Per capire come trattare il malassorbimento è fondamentale riconoscere sia le modalità della carenza di assorbimento di uno o più nutrienti sia l’impatto diretto o indiretto che questa condizione può avere sul benessere dell’apparato digerente e dell’interno organismo. Caso per caso il medico può determinare la strada migliore per risolvere i fastidi e compensare eventuali carenze. Una volta accertati i meccanismi che determinano la situazione, quindi, si può procedere con l’approccio più indicato caso per caso. 

Ovviamente, in caso di celiachia o intolleranza al lattosio occorrono approcci dietetici specifici che passano attraverso l’eliminazione degli alimenti che possono contenere i principi nutritivi che non sono “sopportati” dal paziente.

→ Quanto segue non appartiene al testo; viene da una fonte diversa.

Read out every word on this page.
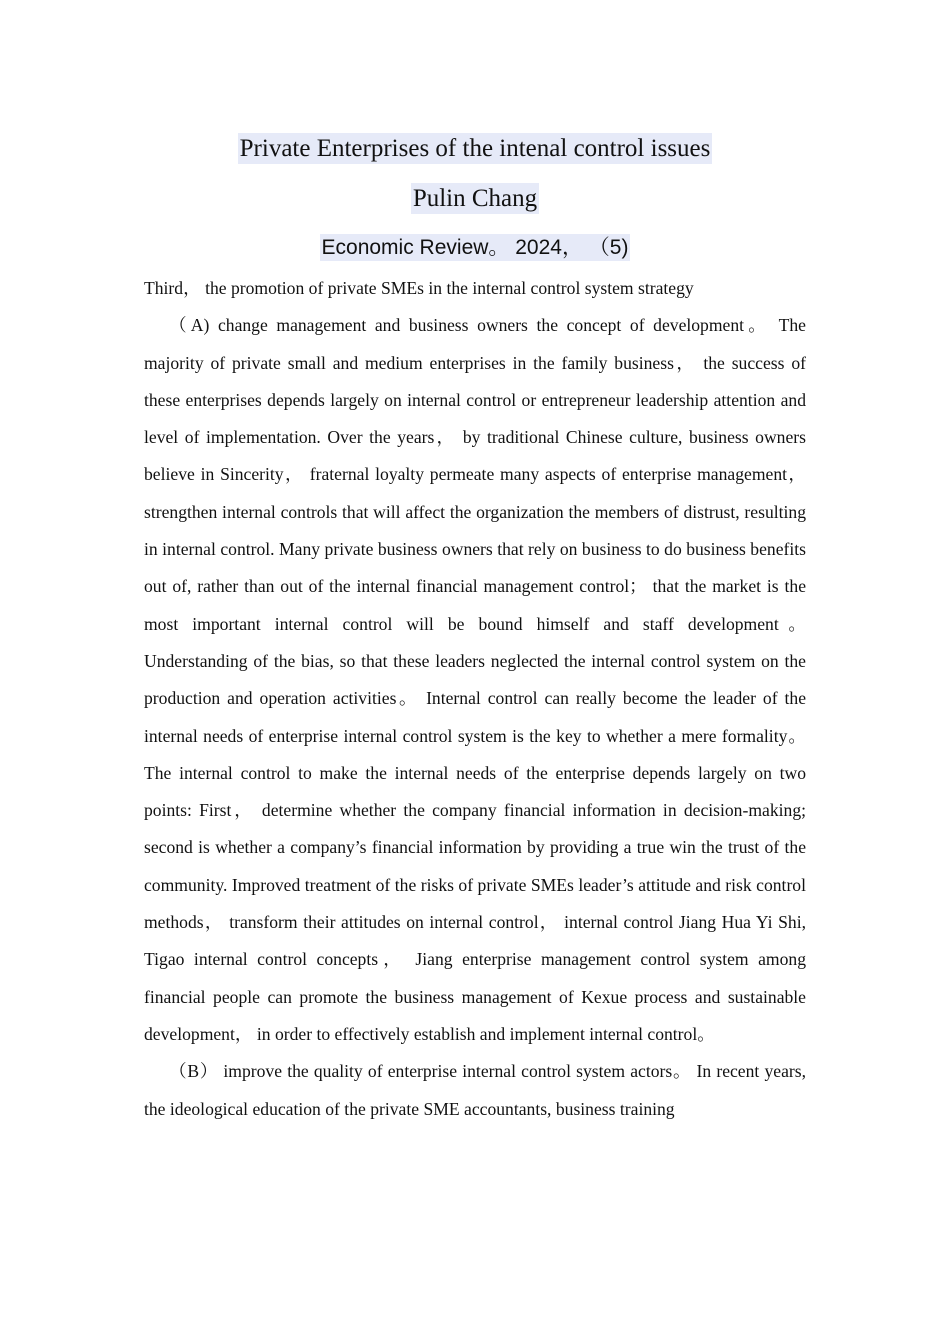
Private Enterprises of the intenal control issues
Pulin Chang
Economic Review。 2024， （5)

Third， the promotion of private SMEs in the internal control system strategy

（A) change management and business owners the concept of development。 The majority of private small and medium enterprises in the family business， the success of these enterprises depends largely on internal control or entrepreneur leadership attention and level of implementation. Over the years， by traditional Chinese culture, business owners believe in Sincerity， fraternal loyalty permeate many aspects of enterprise management， strengthen internal controls that will affect the organization the members of distrust, resulting in internal control. Many private business owners that rely on business to do business benefits out of, rather than out of the internal financial management control； that the market is the most important internal control will be bound himself and staff development。 Understanding of the bias, so that these leaders neglected the internal control system on the production and operation activities。 Internal control can really become the leader of the internal needs of enterprise internal control system is the key to whether a mere formality。 The internal control to make the internal needs of the enterprise depends largely on two points: First， determine whether the company financial information in decision-making; second is whether a company’s financial information by providing a true win the trust of the community. Improved treatment of the risks of private SMEs leader’s attitude and risk control methods， transform their attitudes on internal control， internal control Jiang Hua Yi Shi, Tigao internal control concepts， Jiang enterprise management control system among financial people can promote the business management of Kexue process and sustainable development， in order to effectively establish and implement internal control。

（B） improve the quality of enterprise internal control system actors。 In recent years, the ideological education of the private SME accountants, business training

In termini generali, con il trattamento si punta soprattutto a reintegrare ciò che manca perché non assorbito, con integratori o enzimi, oltre ad evitare gli alimenti che possono scatenare le crisi. I farmaci di automedicazione in questo percorso possono essere d’auto per lenire i sintomi, nell’ambito di un approccio globale che deve passare attraverso le indicazioni del medico. Sul fronte delle buone abitudini, in ogni caso, è meglio puntare anche a prevenire i problemi, per quanto sia davvero difficile. Si sa che abusare di lassativi o sottoporsi a terapie protratte con antibiotici, se non indicate dal medico, può aumentare il rischio di sviluppare malassorbimenti. Quindi attenzione: non esagerate con i farmaci e soprattutto ricordate che la terapia antibiotica va sempre prescritta dal medico e seguita per il tempo necessario. Il fai da te, oltre che controproducente, può essere anche pericoloso. Per sé e per gli altri.